Tepatnya pada awal April 2019, Badan Kesatuan Bangsa dan Politik (Kesbangpol) bersama tim terpadu yang berisi anggota instansi Pemerintah Daerah (Pemda) DIY dan organisasi vertikal (Kepolisian Daerah, Komando Resor Militer, Badan Intelijen Negara Daerah, Kejaksaan Tinggi, Kantor Wilayah Kementerian Pertahanan dan Kementerian Agama, Badan Pertahanan Nasional, Komisi Pemilihan Umum, dan Badan Pengawas Pemilihan Umum) melakukan penyusunan draft yang selanjutnya diharmonisasikan oleh Biro Hukum menjadi ingub.
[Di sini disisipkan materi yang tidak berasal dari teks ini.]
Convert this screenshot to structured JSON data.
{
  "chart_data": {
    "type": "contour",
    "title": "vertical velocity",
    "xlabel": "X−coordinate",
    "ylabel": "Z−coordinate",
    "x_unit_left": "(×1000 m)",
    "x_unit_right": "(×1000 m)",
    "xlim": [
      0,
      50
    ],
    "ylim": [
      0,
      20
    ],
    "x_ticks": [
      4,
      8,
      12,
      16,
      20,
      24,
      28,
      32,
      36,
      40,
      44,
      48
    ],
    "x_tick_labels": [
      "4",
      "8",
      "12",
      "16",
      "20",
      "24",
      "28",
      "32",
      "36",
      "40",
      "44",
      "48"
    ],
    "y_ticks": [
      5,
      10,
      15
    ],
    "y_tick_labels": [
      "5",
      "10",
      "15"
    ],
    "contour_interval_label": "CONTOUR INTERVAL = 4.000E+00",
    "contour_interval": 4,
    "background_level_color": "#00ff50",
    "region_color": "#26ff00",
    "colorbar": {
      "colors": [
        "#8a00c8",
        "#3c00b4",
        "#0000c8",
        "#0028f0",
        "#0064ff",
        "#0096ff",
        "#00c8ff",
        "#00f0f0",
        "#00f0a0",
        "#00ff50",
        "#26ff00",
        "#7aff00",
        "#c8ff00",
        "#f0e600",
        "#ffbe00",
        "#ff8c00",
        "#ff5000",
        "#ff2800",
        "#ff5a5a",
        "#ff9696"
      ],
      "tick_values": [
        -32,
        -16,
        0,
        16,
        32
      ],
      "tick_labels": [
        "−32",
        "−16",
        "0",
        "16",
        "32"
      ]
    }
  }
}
Ingub memiliki sifat yang lebih detil dan ada langkah yang lebih jelas. Selain itu, ingub hanya ditujukan kepada instansi tertentu.
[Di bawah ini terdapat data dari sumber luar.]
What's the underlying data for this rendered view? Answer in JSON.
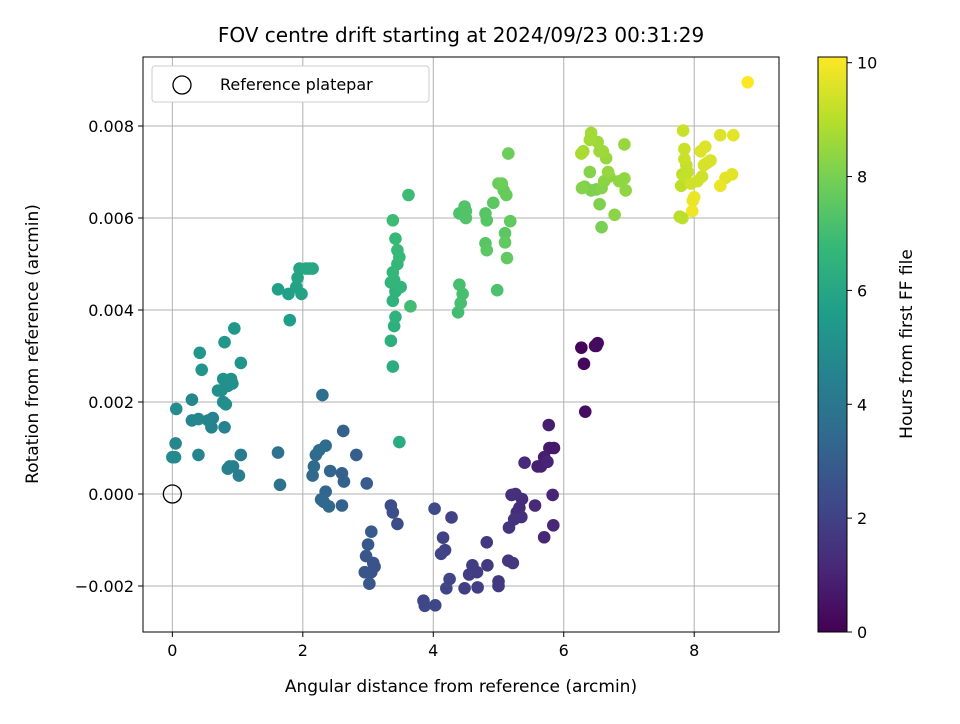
{
  "chart_data": {
    "type": "scatter",
    "title": "FOV centre drift starting at 2024/09/23 00:31:29",
    "xlabel": "Angular distance from reference (arcmin)",
    "ylabel": "Rotation from reference (arcmin)",
    "xlim": [
      -0.45,
      9.3
    ],
    "ylim": [
      -0.003,
      0.0095
    ],
    "xticks": [
      0,
      2,
      4,
      6,
      8
    ],
    "xtick_labels": [
      "0",
      "2",
      "4",
      "6",
      "8"
    ],
    "yticks": [
      -0.002,
      0.0,
      0.002,
      0.004,
      0.006,
      0.008
    ],
    "ytick_labels": [
      "−0.002",
      "0.000",
      "0.002",
      "0.004",
      "0.006",
      "0.008"
    ],
    "grid": true,
    "legend": {
      "placement": "top-left",
      "entries": [
        "Reference platepar"
      ]
    },
    "colorbar": {
      "label": "Hours from first FF file",
      "range": [
        0,
        10.1
      ],
      "ticks": [
        0,
        2,
        4,
        6,
        8,
        10
      ],
      "tick_labels": [
        "0",
        "2",
        "4",
        "6",
        "8",
        "10"
      ],
      "colormap": [
        "#440154",
        "#482878",
        "#3e4989",
        "#31688e",
        "#26828e",
        "#1f9e89",
        "#35b779",
        "#6ece58",
        "#b5de2b",
        "#fde725"
      ]
    },
    "reference": {
      "x": 0.0,
      "y": 0.0,
      "marker": "open-circle",
      "color": "#000000"
    },
    "points": [
      [
        6.27,
        0.00318,
        0.1
      ],
      [
        6.31,
        0.00283,
        0.2
      ],
      [
        6.48,
        0.00322,
        0.2
      ],
      [
        6.52,
        0.00328,
        0.3
      ],
      [
        6.5,
        0.00322,
        0.3
      ],
      [
        6.33,
        0.00179,
        0.4
      ],
      [
        5.78,
        0.001,
        0.7
      ],
      [
        5.85,
        0.001,
        0.7
      ],
      [
        5.77,
        0.0015,
        0.8
      ],
      [
        5.7,
        0.0008,
        0.8
      ],
      [
        5.65,
        0.0006,
        0.9
      ],
      [
        5.6,
        0.0006,
        0.9
      ],
      [
        5.75,
        0.0007,
        1.0
      ],
      [
        5.83,
        -2e-05,
        1.0
      ],
      [
        5.84,
        -0.00068,
        1.1
      ],
      [
        5.7,
        -0.00094,
        1.1
      ],
      [
        5.56,
        -0.00025,
        1.2
      ],
      [
        5.4,
        0.00068,
        1.2
      ],
      [
        5.36,
        -0.00011,
        1.3
      ],
      [
        5.32,
        -0.0003,
        1.3
      ],
      [
        5.28,
        -0.0004,
        1.3
      ],
      [
        5.35,
        -0.0005,
        1.4
      ],
      [
        5.26,
        0.0,
        1.4
      ],
      [
        5.2,
        -2e-05,
        1.4
      ],
      [
        5.24,
        -0.00055,
        1.5
      ],
      [
        5.16,
        -0.00073,
        1.5
      ],
      [
        5.22,
        -0.0015,
        1.6
      ],
      [
        5.15,
        -0.00145,
        1.6
      ],
      [
        5.0,
        -0.0019,
        1.6
      ],
      [
        5.0,
        -0.002,
        1.7
      ],
      [
        4.82,
        -0.00105,
        1.7
      ],
      [
        4.83,
        -0.00155,
        1.7
      ],
      [
        4.67,
        -0.0017,
        1.8
      ],
      [
        4.6,
        -0.00155,
        1.8
      ],
      [
        4.55,
        -0.00175,
        1.8
      ],
      [
        4.48,
        -0.00205,
        1.9
      ],
      [
        4.68,
        -0.00203,
        1.9
      ],
      [
        4.28,
        -0.00051,
        2.0
      ],
      [
        4.15,
        -0.00095,
        2.0
      ],
      [
        4.18,
        -0.00122,
        2.0
      ],
      [
        4.12,
        -0.0013,
        2.1
      ],
      [
        4.25,
        -0.00185,
        2.1
      ],
      [
        4.2,
        -0.00205,
        2.1
      ],
      [
        4.03,
        -0.00242,
        2.2
      ],
      [
        3.87,
        -0.00243,
        2.2
      ],
      [
        3.85,
        -0.00232,
        2.2
      ],
      [
        4.02,
        -0.00032,
        2.3
      ],
      [
        3.45,
        -0.00065,
        2.4
      ],
      [
        3.35,
        -0.00025,
        2.4
      ],
      [
        3.38,
        -0.0004,
        2.5
      ],
      [
        3.1,
        -0.00158,
        2.5
      ],
      [
        3.08,
        -0.0015,
        2.6
      ],
      [
        3.05,
        -0.0017,
        2.6
      ],
      [
        2.95,
        -0.0017,
        2.7
      ],
      [
        2.97,
        -0.00135,
        2.7
      ],
      [
        3.0,
        -0.0011,
        2.8
      ],
      [
        3.02,
        -0.00195,
        2.8
      ],
      [
        3.05,
        -0.00082,
        2.9
      ],
      [
        2.98,
        0.00023,
        2.9
      ],
      [
        2.82,
        0.00085,
        3.0
      ],
      [
        2.62,
        0.00137,
        3.1
      ],
      [
        2.6,
        0.00045,
        3.1
      ],
      [
        2.63,
        0.00027,
        3.2
      ],
      [
        2.6,
        -0.00025,
        3.2
      ],
      [
        2.42,
        0.0005,
        3.3
      ],
      [
        2.35,
        5e-05,
        3.3
      ],
      [
        2.32,
        -0.00017,
        3.3
      ],
      [
        2.4,
        -0.00027,
        3.4
      ],
      [
        2.28,
        -0.00012,
        3.4
      ],
      [
        2.15,
        0.0004,
        3.5
      ],
      [
        2.17,
        0.0006,
        3.5
      ],
      [
        2.2,
        0.00085,
        3.5
      ],
      [
        2.25,
        0.00095,
        3.6
      ],
      [
        2.35,
        0.00105,
        3.6
      ],
      [
        2.3,
        0.00215,
        3.7
      ],
      [
        1.62,
        0.0009,
        3.8
      ],
      [
        1.65,
        0.0002,
        3.9
      ],
      [
        1.05,
        0.00085,
        4.2
      ],
      [
        1.02,
        0.0004,
        4.3
      ],
      [
        0.93,
        0.0006,
        4.3
      ],
      [
        0.88,
        0.0006,
        4.4
      ],
      [
        0.85,
        0.00055,
        4.4
      ],
      [
        0.8,
        0.00145,
        4.5
      ],
      [
        0.6,
        0.00145,
        4.5
      ],
      [
        0.62,
        0.00165,
        4.5
      ],
      [
        0.55,
        0.0016,
        4.6
      ],
      [
        0.4,
        0.00085,
        4.6
      ],
      [
        0.3,
        0.0016,
        4.6
      ],
      [
        0.4,
        0.00163,
        4.7
      ],
      [
        0.3,
        0.00205,
        4.7
      ],
      [
        0.05,
        0.0011,
        4.7
      ],
      [
        0.04,
        0.0008,
        4.8
      ],
      [
        0.0,
        0.0008,
        4.8
      ],
      [
        0.06,
        0.00185,
        4.9
      ],
      [
        0.78,
        0.002,
        4.9
      ],
      [
        0.82,
        0.00195,
        5.0
      ],
      [
        0.75,
        0.00225,
        5.0
      ],
      [
        0.85,
        0.00235,
        5.0
      ],
      [
        0.92,
        0.0024,
        5.0
      ],
      [
        0.78,
        0.0025,
        5.1
      ],
      [
        0.9,
        0.0025,
        5.1
      ],
      [
        0.7,
        0.00225,
        5.1
      ],
      [
        0.45,
        0.0027,
        5.2
      ],
      [
        1.05,
        0.00285,
        5.2
      ],
      [
        0.8,
        0.0033,
        5.3
      ],
      [
        0.95,
        0.0036,
        5.3
      ],
      [
        0.42,
        0.00307,
        5.3
      ],
      [
        1.8,
        0.00378,
        5.6
      ],
      [
        1.62,
        0.00445,
        5.7
      ],
      [
        1.78,
        0.00435,
        5.7
      ],
      [
        1.9,
        0.0045,
        5.8
      ],
      [
        1.98,
        0.00435,
        5.8
      ],
      [
        1.92,
        0.0047,
        5.9
      ],
      [
        1.95,
        0.0049,
        5.9
      ],
      [
        2.05,
        0.0049,
        6.0
      ],
      [
        2.1,
        0.0049,
        6.0
      ],
      [
        2.15,
        0.0049,
        6.0
      ],
      [
        3.48,
        0.00113,
        6.2
      ],
      [
        3.38,
        0.00277,
        6.3
      ],
      [
        3.35,
        0.00333,
        6.4
      ],
      [
        3.4,
        0.00365,
        6.4
      ],
      [
        3.42,
        0.00385,
        6.5
      ],
      [
        3.38,
        0.0042,
        6.5
      ],
      [
        3.42,
        0.0044,
        6.5
      ],
      [
        3.5,
        0.0045,
        6.6
      ],
      [
        3.4,
        0.00465,
        6.6
      ],
      [
        3.35,
        0.0046,
        6.6
      ],
      [
        3.38,
        0.00482,
        6.7
      ],
      [
        3.45,
        0.005,
        6.7
      ],
      [
        3.48,
        0.00515,
        6.8
      ],
      [
        3.45,
        0.0053,
        6.8
      ],
      [
        3.42,
        0.00555,
        6.8
      ],
      [
        3.38,
        0.00595,
        6.9
      ],
      [
        3.62,
        0.0065,
        6.9
      ],
      [
        3.65,
        0.00408,
        7.0
      ],
      [
        4.38,
        0.00395,
        7.0
      ],
      [
        4.42,
        0.00415,
        7.1
      ],
      [
        4.45,
        0.00435,
        7.1
      ],
      [
        4.4,
        0.00455,
        7.1
      ],
      [
        4.98,
        0.00443,
        7.2
      ],
      [
        4.4,
        0.0061,
        7.2
      ],
      [
        4.5,
        0.00615,
        7.3
      ],
      [
        4.48,
        0.00625,
        7.3
      ],
      [
        4.5,
        0.006,
        7.3
      ],
      [
        4.8,
        0.0061,
        7.4
      ],
      [
        4.82,
        0.00595,
        7.4
      ],
      [
        4.8,
        0.00545,
        7.4
      ],
      [
        4.82,
        0.0053,
        7.5
      ],
      [
        4.92,
        0.00633,
        7.5
      ],
      [
        5.1,
        0.00567,
        7.5
      ],
      [
        5.1,
        0.00547,
        7.6
      ],
      [
        5.13,
        0.00513,
        7.6
      ],
      [
        5.18,
        0.00593,
        7.6
      ],
      [
        5.08,
        0.0066,
        7.7
      ],
      [
        5.12,
        0.0065,
        7.7
      ],
      [
        5.0,
        0.00675,
        7.7
      ],
      [
        5.05,
        0.00675,
        7.8
      ],
      [
        5.15,
        0.0074,
        7.8
      ],
      [
        6.58,
        0.0058,
        8.0
      ],
      [
        6.5,
        0.00662,
        8.0
      ],
      [
        6.55,
        0.0063,
        8.1
      ],
      [
        6.42,
        0.0066,
        8.1
      ],
      [
        6.32,
        0.00668,
        8.1
      ],
      [
        6.28,
        0.00665,
        8.2
      ],
      [
        6.4,
        0.007,
        8.2
      ],
      [
        6.58,
        0.00665,
        8.2
      ],
      [
        6.62,
        0.0068,
        8.3
      ],
      [
        6.7,
        0.0069,
        8.3
      ],
      [
        6.78,
        0.00607,
        8.3
      ],
      [
        6.85,
        0.0068,
        8.4
      ],
      [
        6.93,
        0.00686,
        8.4
      ],
      [
        6.95,
        0.0066,
        8.4
      ],
      [
        6.93,
        0.0076,
        8.5
      ],
      [
        6.68,
        0.007,
        8.5
      ],
      [
        6.65,
        0.0073,
        8.5
      ],
      [
        6.55,
        0.00745,
        8.6
      ],
      [
        6.6,
        0.00745,
        8.6
      ],
      [
        6.52,
        0.00765,
        8.6
      ],
      [
        6.4,
        0.0077,
        8.7
      ],
      [
        6.42,
        0.00785,
        8.7
      ],
      [
        6.3,
        0.00745,
        8.7
      ],
      [
        6.27,
        0.0074,
        8.8
      ],
      [
        7.78,
        0.00603,
        9.0
      ],
      [
        7.82,
        0.006,
        9.1
      ],
      [
        7.8,
        0.0067,
        9.1
      ],
      [
        7.82,
        0.00695,
        9.1
      ],
      [
        7.85,
        0.0069,
        9.2
      ],
      [
        7.9,
        0.007,
        9.2
      ],
      [
        7.88,
        0.00715,
        9.2
      ],
      [
        7.85,
        0.00728,
        9.3
      ],
      [
        7.85,
        0.0075,
        9.3
      ],
      [
        7.83,
        0.0079,
        9.3
      ],
      [
        7.95,
        0.00675,
        9.4
      ],
      [
        8.05,
        0.0068,
        9.4
      ],
      [
        8.12,
        0.0069,
        9.4
      ],
      [
        8.15,
        0.00715,
        9.5
      ],
      [
        8.2,
        0.0072,
        9.5
      ],
      [
        8.25,
        0.00725,
        9.5
      ],
      [
        8.1,
        0.00745,
        9.6
      ],
      [
        8.17,
        0.00755,
        9.6
      ],
      [
        8.4,
        0.0078,
        9.6
      ],
      [
        8.6,
        0.0078,
        9.7
      ],
      [
        8.58,
        0.00695,
        9.7
      ],
      [
        8.48,
        0.00687,
        9.7
      ],
      [
        8.4,
        0.0067,
        9.8
      ],
      [
        7.98,
        0.00638,
        9.8
      ],
      [
        8.0,
        0.00645,
        9.8
      ],
      [
        7.97,
        0.00615,
        9.9
      ],
      [
        8.82,
        0.00895,
        10.1
      ]
    ]
  }
}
“Kalau instruksi sifatnya lebih implementatif dan lebih jelas langkah-langkah penanganannya,” jelasnya, Jumat (4/12/2020).
Baca juga:
Manusia dan Teknologi Dalam Bingkai Perkembangan Zaman
Monica menuturkan poin yang ditekankan dalam penyusunan ingub yaitu pencegahan, pembinaan dan pengawasan terhadap timbulnya tindakan intoleransi atau potensi konflik sosial.
“Di DIY masih terjadi beberapa kasus penolakan pembangunan rumah ibadah. Yang ditekankan di sini (ingub) adalah mencegah timbulnya tindakan intoleran atau potensi konflik sosial,” katanya.
Tindak lanjut ingub
Monica menerangkan meskipun ingub ditujukan dan ditindaklanjuti bupati dan walikota, tetapi kesbangpol pun ikut mensosialisasikan ingub tersebut.
“Untuk instruksi gubernur itu ditujukan terhadap bupati dan walikota karena mereka yang punya wilayah. Jika ada konflik, maka yang memiliki wewenang untuk menyatakan kalau ada konflik itu bupati dan walikota, bukan provinsi. Kami mensosialisasikan ingub itu ketika melaksanakan kegiatan yang mengundang masyarakat atau instansi,” jelasnya.
Ia menambahkan, kegiatan-kegiatan pencegahan konflik sosial juga dilaksanakan oleh beberapa organisasi dan badan pemerintah lainnya.
“Kegiatan kami meliputi bidang ideologi, politik, sosial budaya dan agama, dan didukung oleh Organisasi Perangkat Daerah (OPD) Pemda. Juga instansi pemerintah lainnya yang melaksanakan kegiatan pencegahan konflik sosial sesuai wewenang mereka,” tuturnya.
Selain sosialisasi Ingub Pencegahan Potensi Konflik Sosial untuk menjaga kesatuan masyarakat, sejak 2017 Kesbangpol sudah secara aktif melaksanakan pembinaan ideologi Pancasila di 78 kecamatan. Kegiatan ini menjadi salah satu aksi yang dapat meminimalisir potensi konflik sosial dalam masyarakat.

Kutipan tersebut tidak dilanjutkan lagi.